Herd immunity, also called population immunity, is the protection for the population that comes from when a proportion have been vaccinated. With more vaccinations, we move towards this herd immunity threshold. (We’re not there yet, even though some say we are.)
Here’s my model. Imagine a population in a country. People are either susceptible (they may not be vaccinated or have had the virus). We colour these green. People may have had the vaccine. These are blue. And there’s one (near the bottom left in purple) that is infectious.
Now, in my model, they will infect anyone who is susceptible (green) within that little circle surrounding them. And those will infect people surrounding *them*
After a few generations, more and more are infected.
Eventually, almost all (although not all – some are fortunate) are infected. That’s bad. And it’s because we haven’t reached the herd immunity threshold.

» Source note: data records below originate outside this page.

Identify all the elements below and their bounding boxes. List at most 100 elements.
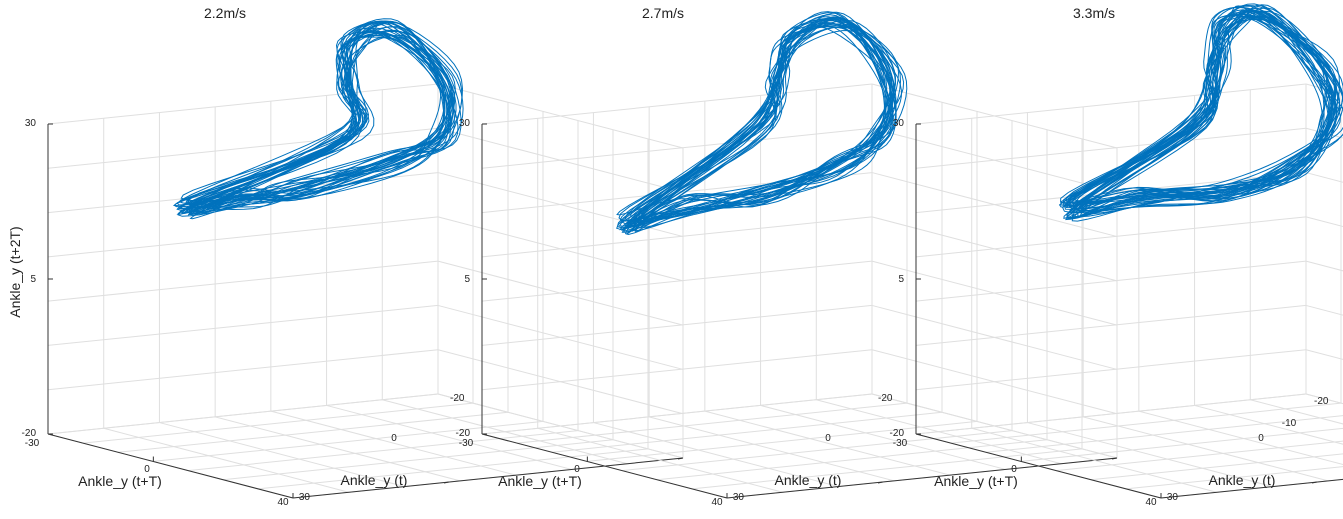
y-tick: 0 [144, 464, 150, 475]
y-axis-line [915, 433, 1162, 499]
y-tick: -30 [893, 438, 908, 449]
y-tick: 40 [711, 497, 723, 508]
x-axis-line [726, 457, 1118, 499]
x-axis-line [292, 457, 684, 499]
grid-line [47, 127, 439, 169]
x-tick-mark [877, 481, 884, 484]
trajectory-series [1058, 3, 1343, 222]
y-axis-label: Ankle_y (t+T) [498, 473, 582, 489]
grid-line [47, 216, 439, 258]
grid-line [187, 430, 579, 472]
x-tick-mark [443, 481, 450, 484]
trajectory-loop [1068, 10, 1336, 204]
trajectory-loop [619, 26, 908, 222]
grid-line [47, 393, 439, 435]
grid-line [1027, 422, 1273, 488]
panel-title: 2.2m/s [204, 5, 246, 21]
panel-title: 2.7m/s [642, 5, 684, 21]
grid-line [915, 260, 1307, 302]
grid-line [621, 430, 1013, 472]
y-axis-label: Ankle_y (t+T) [934, 473, 1018, 489]
x-tick: 30 [299, 492, 311, 503]
trajectory-loop [191, 21, 459, 204]
x-axis-line [1160, 478, 1343, 499]
panel-3-3ms: 3.3m/s 30 5 -20 -30 0 40 -20 -10 0 30 An… [890, 3, 1343, 508]
panel-2-2ms: 2.2m/s 30 5 -20 -30 0 40 -20 0 30 Ankle_… [7, 5, 684, 508]
grid-line [1090, 453, 1343, 481]
grid-line [971, 427, 1217, 493]
panel-2-7ms: 2.7m/s 30 5 -20 -30 0 40 -20 0 30 Ankle_… [456, 5, 1118, 508]
z-axis-label: Ankle_y (t+2T) [7, 226, 23, 317]
trajectory-loop [1068, 13, 1343, 203]
grid-line [1020, 427, 1343, 462]
trajectory-loop [188, 20, 452, 216]
x-tick-mark [1111, 457, 1118, 460]
grid-line [985, 415, 1343, 453]
grid-line [152, 420, 544, 462]
trajectory-loop [639, 14, 894, 222]
x-tick: 0 [825, 433, 831, 444]
z-tick: 5 [30, 274, 36, 285]
y-axis-line [481, 433, 728, 499]
grid-line [1125, 466, 1343, 490]
grid-line [47, 83, 439, 125]
grid-line [915, 304, 1307, 346]
z-tick: -20 [456, 428, 471, 439]
trajectory-loop [177, 22, 452, 210]
trajectory-loop [186, 36, 448, 213]
z-tick: 5 [898, 274, 904, 285]
y-tick: 0 [1011, 464, 1017, 475]
grid-line [691, 448, 1083, 490]
trajectory-loop [1062, 9, 1337, 204]
panel-title: 3.3m/s [1073, 5, 1115, 21]
grid-line [481, 349, 873, 391]
grid-line [1305, 216, 1343, 228]
grid-line [593, 422, 839, 488]
grid-line [257, 448, 649, 490]
trajectory-loop [632, 26, 896, 232]
grid-line [551, 411, 943, 453]
grid-line [117, 411, 509, 453]
z-tick: -20 [890, 428, 905, 439]
axes [481, 123, 1118, 499]
grid-line [270, 410, 516, 476]
grid-line [915, 83, 1307, 125]
x-axis-label: Ankle_y (t) [1209, 472, 1276, 488]
trajectory-loop [176, 31, 451, 206]
y-tick: -30 [459, 438, 474, 449]
y-tick: 0 [574, 464, 580, 475]
grid-line [481, 83, 873, 125]
z-tick: 30 [25, 118, 37, 129]
grid-line [103, 427, 349, 493]
grid-line [481, 216, 873, 258]
y-axis-line [47, 433, 294, 499]
trajectory-loop [1066, 15, 1337, 207]
grid-line [586, 420, 978, 462]
x-tick: -20 [878, 393, 893, 404]
x-tick: -20 [450, 393, 465, 404]
grid-line [915, 349, 1307, 391]
trajectory-loop [1069, 16, 1343, 212]
grid-line [1305, 260, 1343, 272]
grid-line [1250, 399, 1343, 425]
y-tick: -30 [25, 438, 40, 449]
grid-line [47, 260, 439, 302]
trajectory-loop [176, 34, 446, 215]
trajectory-loop [623, 23, 891, 232]
grid-line [516, 402, 908, 444]
grid-line [481, 127, 873, 169]
x-tick: 30 [1167, 492, 1179, 503]
trajectory-loop [178, 34, 445, 204]
trajectory-loop [176, 29, 456, 211]
grid-line [915, 216, 1307, 258]
grid-line [1305, 304, 1343, 316]
grid-line [159, 422, 405, 488]
axes [47, 123, 684, 499]
grid-lines [915, 83, 1343, 499]
grid-line [704, 410, 950, 476]
grid-line [481, 260, 873, 302]
x-tick: -10 [1282, 418, 1297, 429]
grid-line [82, 402, 474, 444]
grid-line [760, 404, 1006, 470]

So – what happens when we reach the herd immunity threshold (or get close to it)? We have many more vaccinated (they’re blue). Let’s see what happens when the infectious person (this time in the middle) infects others.
Well, in this case, there’s a local infection, but the infection can’t be sustained (that’s good). Herd immunity.
But.
What happens when those vaccines are not spread out equally across the country?
Let’s vaccinate *the same number of people* just in the bottom half of our population.
There we are – lots of vaccinated people in blue. That infection (right middle) doesn’t stand a chance.
Now let’s see what happens when that infectious person is in the top half among the unvaccinated population (remember, we have the same number of vaccinated people in the population as a whole).
Well, that infection spreads…
… and spreads …
… and spreads …
until huge numbers of people are infected *even though we have overall reached the herd immunity threshold*
And that is why we need to vaccinate evenly, not leaving pockets where infection can spread.